Before becoming CEO of Western Union in 1984, he worked for and ran other companies. He was particularly proud of his work in the 1970s at Engelhard Industries, an early manufacturer of catalytic converters.

William Ruckelshaus, the first head of the Environmental Protection Agency, remembers hearings at which the automobile industry argued it needed more time to reduce pollutants caused by car engines. The industry was not convincing, but Engelhard Industries was, and catalytic converters became the standard for cutting emissions.

“They worked and had tremendous health benefits,” said Ruckelshaus, who remembers meeting Mr. Leventhal, an executive vice president at Engelhard.

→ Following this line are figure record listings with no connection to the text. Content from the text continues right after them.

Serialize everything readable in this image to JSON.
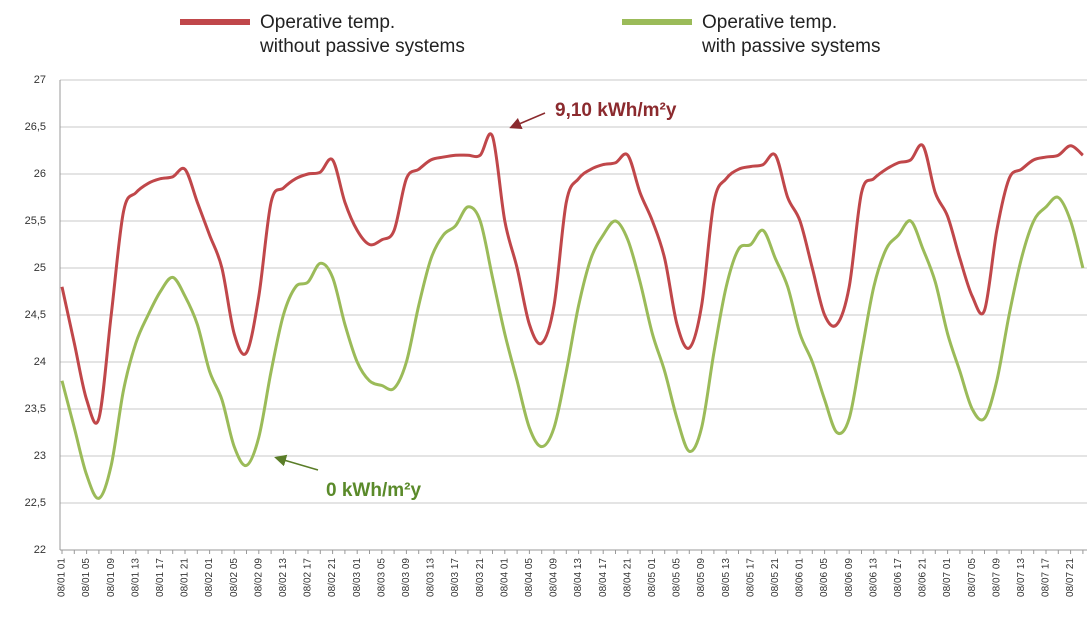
{
  "chart_data": {
    "type": "line",
    "annotations": [
      "9,10 kWh/m²y",
      "0 kWh/m²y"
    ],
    "categories": [
      "08/01 01",
      null,
      "08/01 05",
      null,
      "08/01 09",
      null,
      "08/01 13",
      null,
      "08/01 17",
      null,
      "08/01 21",
      null,
      "08/02 01",
      null,
      "08/02 05",
      null,
      "08/02 09",
      null,
      "08/02 13",
      null,
      "08/02 17",
      null,
      "08/02 21",
      null,
      "08/03 01",
      null,
      "08/03 05",
      null,
      "08/03 09",
      null,
      "08/03 13",
      null,
      "08/03 17",
      null,
      "08/03 21",
      null,
      "08/04 01",
      null,
      "08/04 05",
      null,
      "08/04 09",
      null,
      "08/04 13",
      null,
      "08/04 17",
      null,
      "08/04 21",
      null,
      "08/05 01",
      null,
      "08/05 05",
      null,
      "08/05 09",
      null,
      "08/05 13",
      null,
      "08/05 17",
      null,
      "08/05 21",
      null,
      "08/06 01",
      null,
      "08/06 05",
      null,
      "08/06 09",
      null,
      "08/06 13",
      null,
      "08/06 17",
      null,
      "08/06 21",
      null,
      "08/07 01",
      null,
      "08/07 05",
      null,
      "08/07 09",
      null,
      "08/07 13",
      null,
      "08/07 17",
      null,
      "08/07 21",
      null
    ],
    "series": [
      {
        "name": [
          "Operative  temp.",
          "without passive systems"
        ],
        "color": "#c0474a",
        "values": [
          24.8,
          24.2,
          23.6,
          23.4,
          24.5,
          25.6,
          25.8,
          25.9,
          25.95,
          25.97,
          26.05,
          25.7,
          25.35,
          25.0,
          24.3,
          24.1,
          24.7,
          25.7,
          25.85,
          25.95,
          26.0,
          26.02,
          26.15,
          25.7,
          25.4,
          25.25,
          25.3,
          25.4,
          25.95,
          26.05,
          26.15,
          26.18,
          26.2,
          26.2,
          26.2,
          26.4,
          25.5,
          25.0,
          24.4,
          24.2,
          24.6,
          25.7,
          25.95,
          26.05,
          26.1,
          26.12,
          26.2,
          25.8,
          25.5,
          25.1,
          24.4,
          24.15,
          24.6,
          25.7,
          25.95,
          26.05,
          26.08,
          26.1,
          26.2,
          25.75,
          25.5,
          25.0,
          24.5,
          24.4,
          24.8,
          25.8,
          25.95,
          26.05,
          26.12,
          26.15,
          26.3,
          25.8,
          25.55,
          25.1,
          24.7,
          24.55,
          25.4,
          25.95,
          26.05,
          26.15,
          26.18,
          26.2,
          26.3,
          26.2
        ]
      },
      {
        "name": [
          "Operative  temp.",
          "with passive systems"
        ],
        "color": "#9bbb59",
        "values": [
          23.8,
          23.3,
          22.8,
          22.55,
          22.9,
          23.7,
          24.2,
          24.5,
          24.75,
          24.9,
          24.7,
          24.4,
          23.9,
          23.6,
          23.1,
          22.9,
          23.2,
          23.9,
          24.5,
          24.8,
          24.85,
          25.05,
          24.9,
          24.4,
          24.0,
          23.8,
          23.75,
          23.72,
          24.0,
          24.6,
          25.1,
          25.35,
          25.45,
          25.65,
          25.5,
          24.9,
          24.3,
          23.8,
          23.3,
          23.1,
          23.3,
          23.9,
          24.6,
          25.1,
          25.35,
          25.5,
          25.3,
          24.85,
          24.3,
          23.9,
          23.4,
          23.05,
          23.3,
          24.1,
          24.8,
          25.2,
          25.25,
          25.4,
          25.1,
          24.8,
          24.3,
          24.0,
          23.6,
          23.25,
          23.4,
          24.1,
          24.8,
          25.2,
          25.35,
          25.5,
          25.2,
          24.85,
          24.3,
          23.9,
          23.5,
          23.4,
          23.8,
          24.5,
          25.1,
          25.5,
          25.65,
          25.75,
          25.5,
          25.0
        ]
      }
    ],
    "ylim": [
      22,
      27
    ],
    "yticks": [
      22,
      {
        "value": 22.5,
        "label": "22,5"
      },
      23,
      {
        "value": 23.5,
        "label": "23,5"
      },
      24,
      {
        "value": 24.5,
        "label": "24,5"
      },
      25,
      {
        "value": 25.5,
        "label": "25,5"
      },
      26,
      {
        "value": 26.5,
        "label": "26,5"
      },
      27
    ],
    "grid": true
  }
}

When they both subsequently moved to Seattle and saw each other around town, Ruckelshaus would call to Mr. Leventhal, “Hello, Mr. Clean Air!”

Jean Baur Viereck, Mr. Leventhal’s wife of more than 18 years, met him when they both sat on the board of the Seattle Repertory Theatre.

“He was cerebral and bright and kind and generous and easy to be with,” she said.

Mr. Leventhal also is survived by sons Jeffrey, of Los Angeles, and Daniel, of Medford, Mass.; niece Janet Horwitz (Murray) of Fairfax, Va.; and cousin Robert Gross (Cynthia) of West Hartford, Conn. His service was private.

Memorials are suggested to Swedish Cancer Institute, 747 Broadway, Seattle, WA 98122.